Por François Silvestre

A maior parte do tempo em que exerci a advocacia foi no Direito Criminal. Não fui um criminalista na acepção clássica do termo, mas fui advogado de defesa.

Quando cheguei à Faculdade de Direito, pardieiro belo e triste, defronte da Rodoviária principal, no Bairro da Ribeira, a palafita dos versos de Cunha Lima, levava comigo a tentativa de imitar grandes nomes da advocacia penal, do Brasil e de longe.

Comecei estagiando nos júris populares, ao lado do criminalista Ítalo Pinheiro. Depois, já bacharelado, ainda fiz alguns júris com ele. E até um contra ele.

Das várias dezenas de júris em que atuei, nem sei quantos, apenas em três eu fui advogado do assistente de acusação. Isto é, auxiliar do Ministério Público, por procuração da família da vítima. A acusação foi vitoriosa nesses três júris. Um deles contra meu professor e amigo Ítalo Pinheiro, que estava na defesa. Faria de novo, no mesmo processo.

Meu lugar era na tribuna da defesa. E foi nessa condição que me dediquei com mais afinco à pesquisa dos textos da Escola Clássica do Direito Penal.

Tanto nas proposituras jusfilosóficas, nos arrazoados das circunstâncias da criminalidade, quanto na produção e legitimação das provas.

No campo das provas, impossível não nominar Nicola Framarino Malatesta e Carl Joseph Anton Mittermaier. Dois clássicos, de países e cultura diferentes, aproximados pela genialidade com que trataram o Direito Criminal à luz do cotejamento e aproveitamento das provas.

Pelo que se vê hoje em dia, na exuberância midiática dos operadores do Direito, principalmente na fúria ética da hipocrisia, parece que as lições geniais desses mestres são desprezadas ou sequer conhecidas.

Não pode ser um tempo de trevas que obrigue a desprezar os ensinamentos das luzes. Não será um violento que vai me orientar contra a brandura da justiça. Que deve ser rigorosa, mas não truculenta.

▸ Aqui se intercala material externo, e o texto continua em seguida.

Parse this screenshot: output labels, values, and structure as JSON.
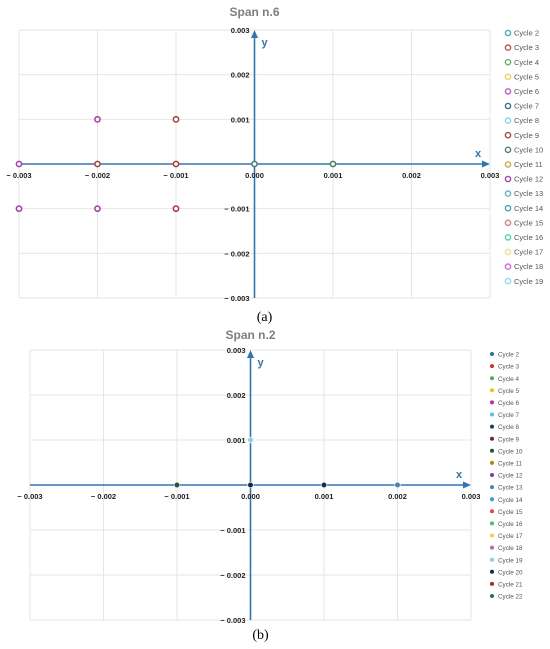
{
  "colors": {
    "axis": "#2e75b6",
    "grid": "#e6e6e6"
  },
  "chart_data": [
    {
      "type": "scatter",
      "id": "a",
      "title": "Span n.6",
      "caption": "(a)",
      "xlabel": "x",
      "ylabel": "y",
      "xlim": [
        -0.003,
        0.003
      ],
      "ylim": [
        -0.003,
        0.003
      ],
      "x_ticks": [
        "− 0.003",
        "− 0.002",
        "− 0.001",
        "0.000",
        "0.001",
        "0.002",
        "0.003"
      ],
      "y_ticks": [
        "0.003",
        "0.002",
        "0.001",
        "0.000",
        "− 0.001",
        "− 0.002",
        "− 0.003"
      ],
      "grid": true,
      "legend_position": "right",
      "marker_style": "hollow",
      "series": [
        {
          "name": "Cycle 2",
          "color": "#4bacc6",
          "points": []
        },
        {
          "name": "Cycle 3",
          "color": "#c0504d",
          "points": []
        },
        {
          "name": "Cycle 4",
          "color": "#5cb85c",
          "points": []
        },
        {
          "name": "Cycle 5",
          "color": "#f0d060",
          "points": []
        },
        {
          "name": "Cycle 6",
          "color": "#cc55cc",
          "points": []
        },
        {
          "name": "Cycle 7",
          "color": "#3a6f8f",
          "points": []
        },
        {
          "name": "Cycle 8",
          "color": "#7fd7e8",
          "points": []
        },
        {
          "name": "Cycle 9",
          "color": "#b04040",
          "points": [
            [
              -0.001,
              0.001
            ],
            [
              -0.002,
              0.0
            ],
            [
              -0.001,
              0.0
            ],
            [
              -0.001,
              -0.001
            ]
          ]
        },
        {
          "name": "Cycle 10",
          "color": "#4f7f6f",
          "points": [
            [
              0.0,
              0.0
            ],
            [
              0.001,
              0.0
            ]
          ]
        },
        {
          "name": "Cycle 11",
          "color": "#d9a441",
          "points": []
        },
        {
          "name": "Cycle 12",
          "color": "#aa44aa",
          "points": [
            [
              -0.002,
              0.001
            ],
            [
              -0.003,
              0.0
            ],
            [
              -0.003,
              -0.001
            ],
            [
              -0.002,
              -0.001
            ]
          ]
        },
        {
          "name": "Cycle 13",
          "color": "#5fb7c9",
          "points": []
        },
        {
          "name": "Cycle 14",
          "color": "#3fa0c0",
          "points": []
        },
        {
          "name": "Cycle 15",
          "color": "#e07b7b",
          "points": []
        },
        {
          "name": "Cycle 16",
          "color": "#4fd69a",
          "points": []
        },
        {
          "name": "Cycle 17",
          "color": "#f2e08a",
          "points": []
        },
        {
          "name": "Cycle 18",
          "color": "#e060e0",
          "points": []
        },
        {
          "name": "Cycle 19",
          "color": "#90dcec",
          "points": []
        }
      ]
    },
    {
      "type": "scatter",
      "id": "b",
      "title": "Span n.2",
      "caption": "(b)",
      "xlabel": "x",
      "ylabel": "y",
      "xlim": [
        -0.003,
        0.003
      ],
      "ylim": [
        -0.003,
        0.003
      ],
      "x_ticks": [
        "− 0.003",
        "− 0.002",
        "− 0.001",
        "0.000",
        "0.001",
        "0.002",
        "0.003"
      ],
      "y_ticks": [
        "0.003",
        "0.002",
        "0.001",
        "0.000",
        "− 0.001",
        "− 0.002",
        "− 0.003"
      ],
      "grid": true,
      "legend_position": "right",
      "marker_style": "filled",
      "series": [
        {
          "name": "Cycle 2",
          "color": "#2e6da4",
          "points": []
        },
        {
          "name": "Cycle 3",
          "color": "#c0392b",
          "points": []
        },
        {
          "name": "Cycle 4",
          "color": "#4caf50",
          "points": []
        },
        {
          "name": "Cycle 5",
          "color": "#f1c40f",
          "points": []
        },
        {
          "name": "Cycle 6",
          "color": "#b030b0",
          "points": []
        },
        {
          "name": "Cycle 7",
          "color": "#5bc0de",
          "points": []
        },
        {
          "name": "Cycle 8",
          "color": "#1f3a5f",
          "points": []
        },
        {
          "name": "Cycle 9",
          "color": "#8b1a1a",
          "points": []
        },
        {
          "name": "Cycle 10",
          "color": "#1e5631",
          "points": [
            [
              -0.001,
              0.0
            ],
            [
              0.0,
              0.0
            ],
            [
              0.001,
              0.0
            ]
          ]
        },
        {
          "name": "Cycle 11",
          "color": "#b8860b",
          "points": []
        },
        {
          "name": "Cycle 12",
          "color": "#7b3f9e",
          "points": []
        },
        {
          "name": "Cycle 13",
          "color": "#4682b4",
          "points": [
            [
              0.002,
              0.0
            ]
          ]
        },
        {
          "name": "Cycle 14",
          "color": "#3498db",
          "points": []
        },
        {
          "name": "Cycle 15",
          "color": "#e74c3c",
          "points": []
        },
        {
          "name": "Cycle 16",
          "color": "#2ecc71",
          "points": []
        },
        {
          "name": "Cycle 17",
          "color": "#f4d03f",
          "points": []
        },
        {
          "name": "Cycle 18",
          "color": "#c060c0",
          "points": []
        },
        {
          "name": "Cycle 19",
          "color": "#87ceeb",
          "points": [
            [
              0.0,
              0.001
            ]
          ]
        },
        {
          "name": "Cycle 20",
          "color": "#1a2a3a",
          "points": [
            [
              0.0,
              0.0
            ],
            [
              0.001,
              0.0
            ]
          ]
        },
        {
          "name": "Cycle 21",
          "color": "#a52a2a",
          "points": []
        },
        {
          "name": "Cycle 22",
          "color": "#2f6f4f",
          "points": []
        }
      ]
    }
  ]
}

Firme, mas não brutal. Severa, mas não inserena. Legal, mas não ilegítima.

Propor prova ilegítima sob o argumento de combater a corrupção é o mesmo que defender a tortura para obter a verdade. E não será a verdade, pois o que nasce de uma mentira, mesmo sendo relato de um fato ocorrido, em matéria de prova, continua sendo mentira.

É melhor sacrificar a fúria duvidosa da ética de um tempo do que matar os princípios da dignidade humana, conquistas de todos os tempos.

Hamurabi teria vergonha do nosso tempo. Ele estabeleceu a Pena do Talião, onde a punição haveria de ser proporcional ao delito. “Olho por olho, dente por dente”. Brutal? Para o tempo de Hamurabi, não. Foi um abrandamento. Antes, o forte poderia cobrar a punição desproporcional ao delinquente mais frágil. Um olho por um dente.

O grave é que em matéria de prova e oportunidade de defesa, o nosso tempo precisa de um Hamurabi.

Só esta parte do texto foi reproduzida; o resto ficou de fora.